In den Akten konnten wir dann lesen, dass die Polizei vorhatte, auch die Abschlussdemonstration mit ihren 76.000 Teilnehmer_innen gewaltsam aufzulösen. Im Elektronischen Einsatzprotokoll heißt es: „13:42, Meßberg: Der Schwarze Block wird nicht an dieser Stelle abgetrennt. Das wird an einer anderen Örtlichkeit versucht.“ „Schwarzer Block“ suggeriert Gewalt. Die Demonstration war friedlich, auch dort, wo die Polizei den Schwarzen Block wähnte. Warum war ein solcher Angriff noch um 13:42 geplant? Warum wurde er später abgesagt? Wir können es nur vermuten. Die Einsatzleitung, die sich um 13:42 am Meßberg aufhielt, hat nach unserer Kenntnis ziemlich genau zu der Zeit realisiert, dass nicht die maximal 30.000 gekommen waren, die sie den Akten zufolge erwartet hatte, sondern nach ihrer eigenen Zählung 70.000. Der Angriff auf die friedliche Großdemonstration hätte unabsehbare Folgen gehabt, deshalb hat sie, so glauben wir, davon abgesehen.
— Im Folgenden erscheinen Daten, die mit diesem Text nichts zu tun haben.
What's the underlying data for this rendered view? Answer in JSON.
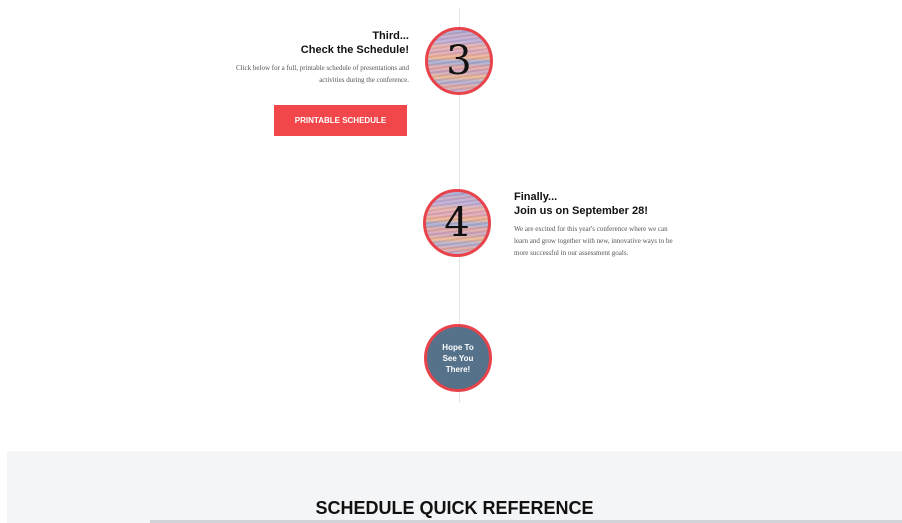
{
  "steps": [
    {
      "number": "3",
      "title": "Third...",
      "heading": "Check the Schedule!",
      "body": "Click below for a full, printable schedule of presentations and activities during the conference.",
      "button_label": "PRINTABLE SCHEDULE"
    },
    {
      "number": "4",
      "title": "Finally...",
      "heading": "Join us on September 28!",
      "body": "We are excited for this year's conference where we can learn and grow together with new, innovative ways to be more successful in our assessment goals."
    }
  ],
  "end_circle": {
    "text": "Hope To See You There!"
  },
  "quick_reference": {
    "title": "SCHEDULE QUICK REFERENCE"
  },
  "colors": {
    "accent": "#f2474a",
    "circle_border": "#e8434b",
    "end_circle_fill": "#56728a",
    "section_bg": "#f4f5f6"
  }
}
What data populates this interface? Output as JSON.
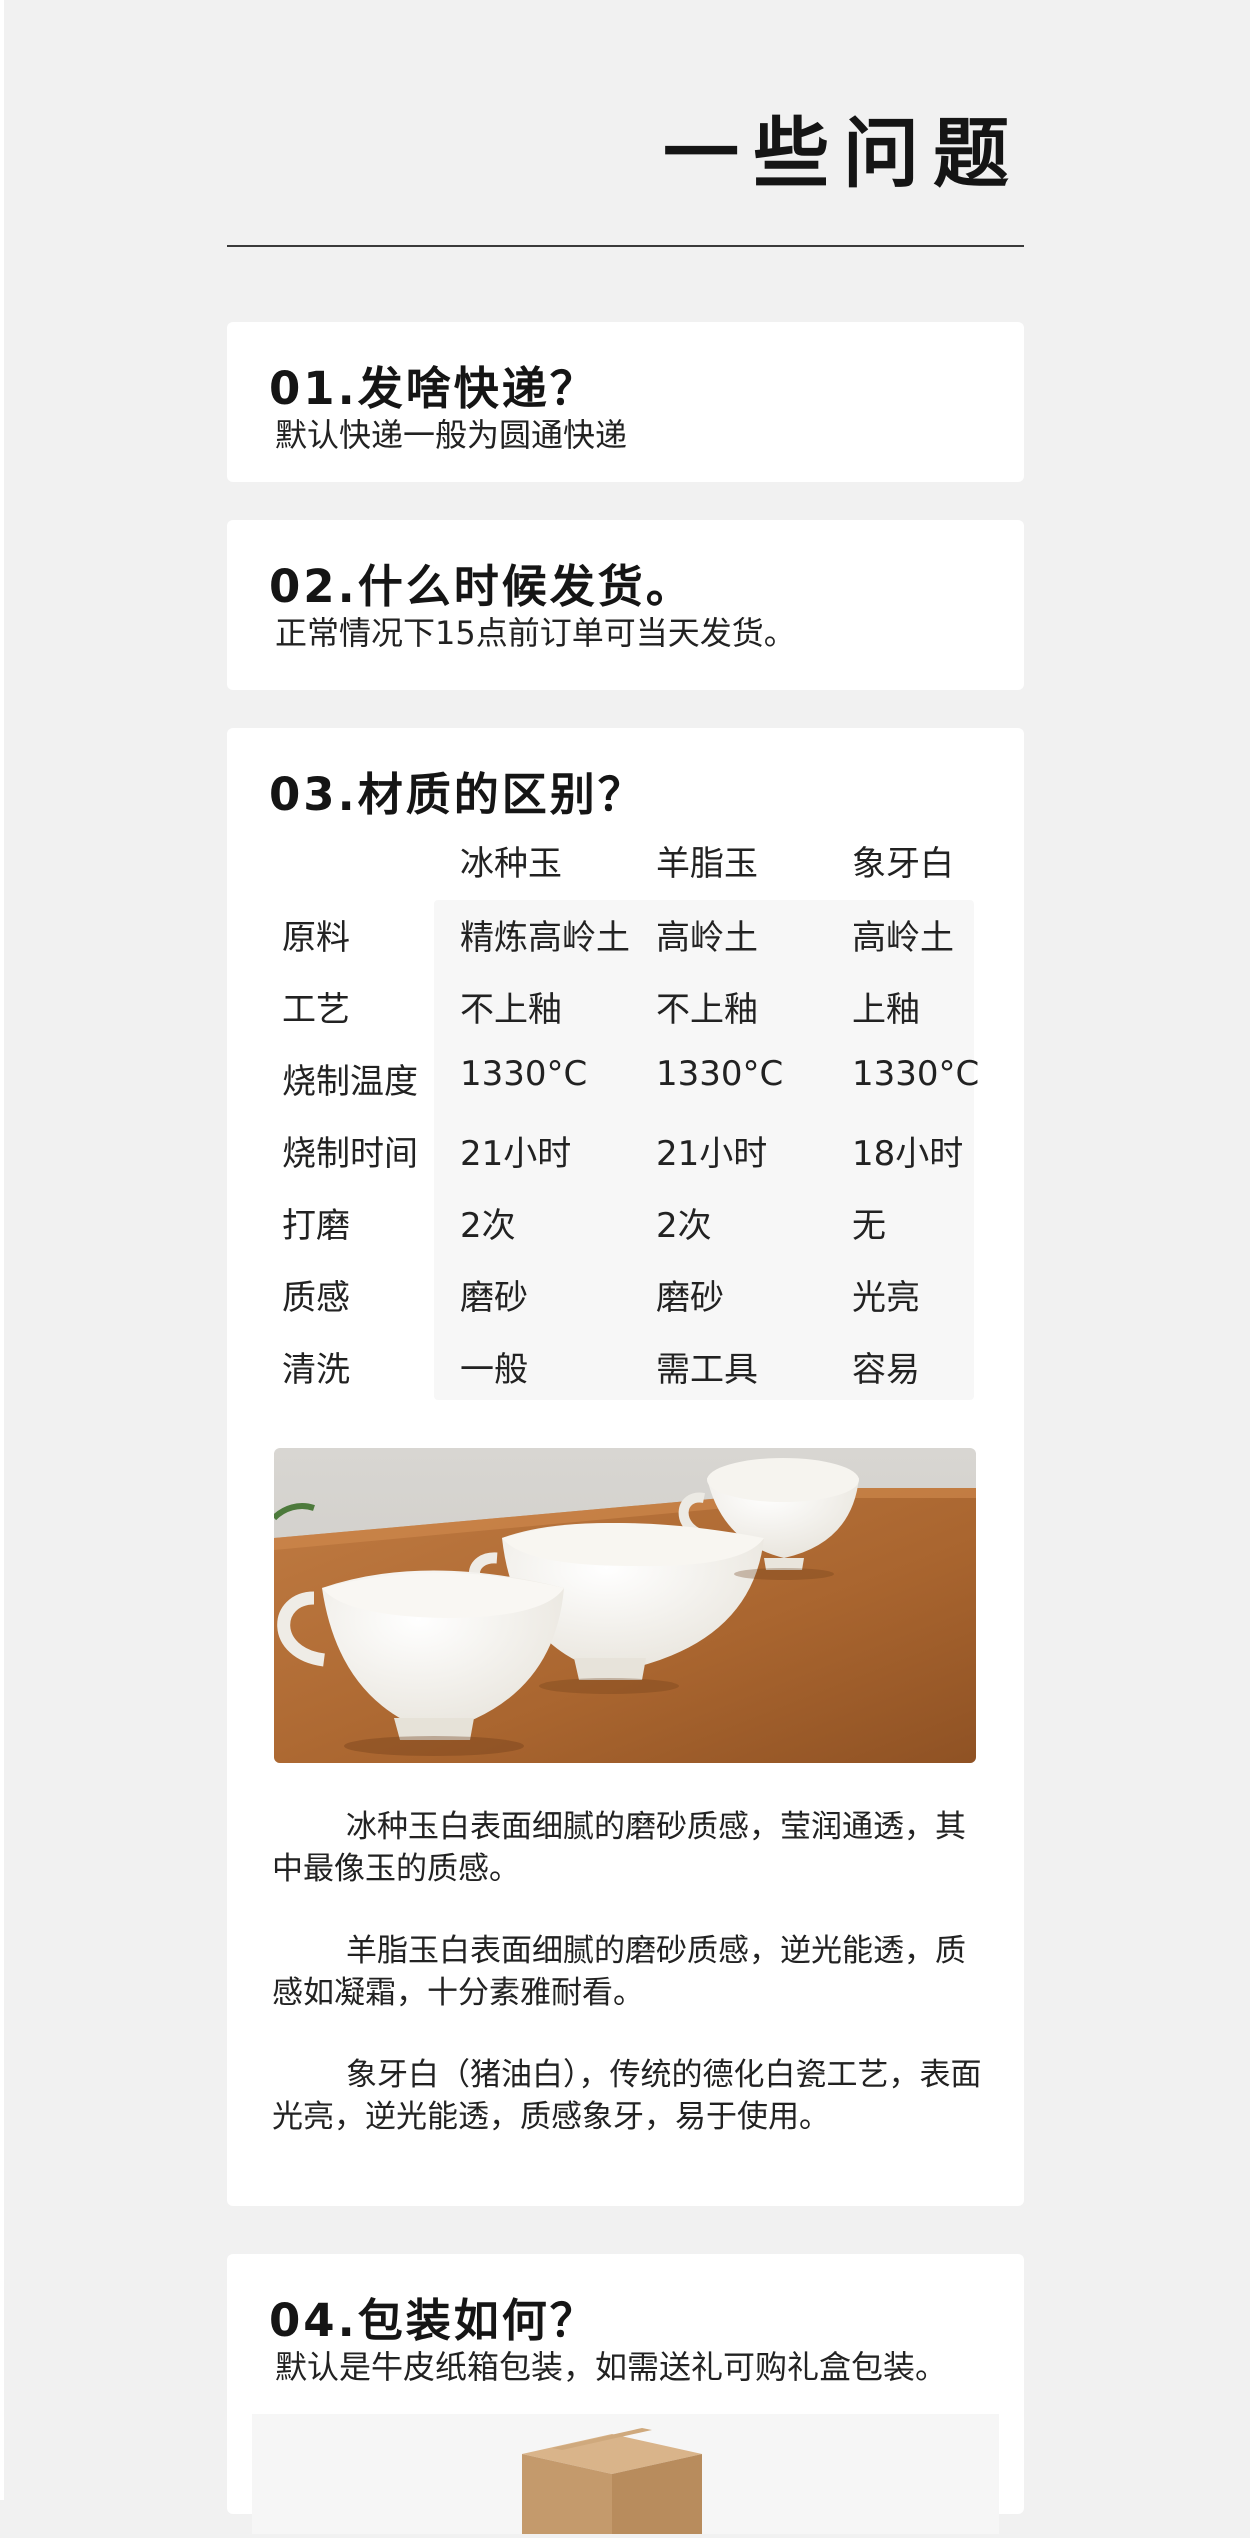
{
  "page": {
    "title": "一些问题"
  },
  "faq": [
    {
      "question": "01.发啥快递？",
      "answer": "默认快递一般为圆通快递"
    },
    {
      "question": "02.什么时候发货。",
      "answer": "正常情况下15点前订单可当天发货。"
    },
    {
      "question": "03.材质的区别？"
    },
    {
      "question": "04.包装如何？",
      "answer": "默认是牛皮纸箱包装，如需送礼可购礼盒包装。"
    }
  ],
  "material_table": {
    "columns": [
      "冰种玉",
      "羊脂玉",
      "象牙白"
    ],
    "rows": [
      [
        "原料",
        "精炼高岭土",
        "高岭土",
        "高岭土"
      ],
      [
        "工艺",
        "不上釉",
        "不上釉",
        "上釉"
      ],
      [
        "烧制温度",
        "1330°C",
        "1330°C",
        "1330°C"
      ],
      [
        "烧制时间",
        "21小时",
        "21小时",
        "18小时"
      ],
      [
        "打磨",
        "2次",
        "2次",
        "无"
      ],
      [
        "质感",
        "磨砂",
        "磨砂",
        "光亮"
      ],
      [
        "清洗",
        "一般",
        "需工具",
        "容易"
      ]
    ]
  },
  "material_descriptions": [
    "冰种玉白表面细腻的磨砂质感，莹润通透，其中最像玉的质感。",
    "羊脂玉白表面细腻的磨砂质感，逆光能透，质感如凝霜，十分素雅耐看。",
    "象牙白（猪油白），传统的德化白瓷工艺，表面光亮，逆光能透，质感象牙，易于使用。"
  ],
  "colors": {
    "page_background": "#f1f1f1",
    "card_background": "#ffffff",
    "table_shade": "#f7f7f7",
    "text": "#1b1b1b",
    "wood": "#b5723c"
  }
}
G20 hat neue Maßstäbe gesetzt und tut es bis heute. Polizeieinheiten aus anderen Bundesländern, auch aus Sachsen, haben mit der MZP 1 (einer Granatpistole, mit der 40mm-Granaten und verschiedene Typen von Munition verschossen werden) u.a. Tränengasgranaten abgeschossen. Das war rechtswidrig, denn das Hamburger Polizeirecht schließt den Einsatz der MZP 1 in Hamburg aus. Wohl erstmals in der BRD wurden, von sächsischem SEK, Gummigeschosse abgeschossen, die schwere Verletzungen herbeiführen können. Deshalb hatte sich die Innenministerkonferenz Anfang der 1980er gegen den Einsatz entschieden. Mit Schnellfeuergewehr bewaffnete paramilitärische SEK-Einheiten waren nicht nur in einem robusten Einsatz in der Nacht des 7. Juli im Schanzenviertel, sondern wurden auch am Abend darauf gegen eine entspannte Menschenmenge in Stellung gebracht. An den Einsatz von SEK werde man sich, hieß es von Senatsseite, zukünftig wohl gewöhnen müssen. Nach G20 führte die Soko „Schwarzer Block“ die bisher größte öffentliche Massenfahndung nach inzwischen fast 300 Personen durch, ohne dass klar ist, welcher erheblichen Straftaten die Gesuchten verdächtig sind. Sie stützt sich dabei u.a. auf eine Gesichtsanalyse- und -erkennungssoftware, die den Sicherheitsbehörden auch ganz neue Perspektiven zukünftiger Überwachung bietet, allerdings vom Datenschutzbeauftragten als rechtswidrig eingestuft wurde.

So werden uns der G20 und seine Folgen noch lange beschäftigen.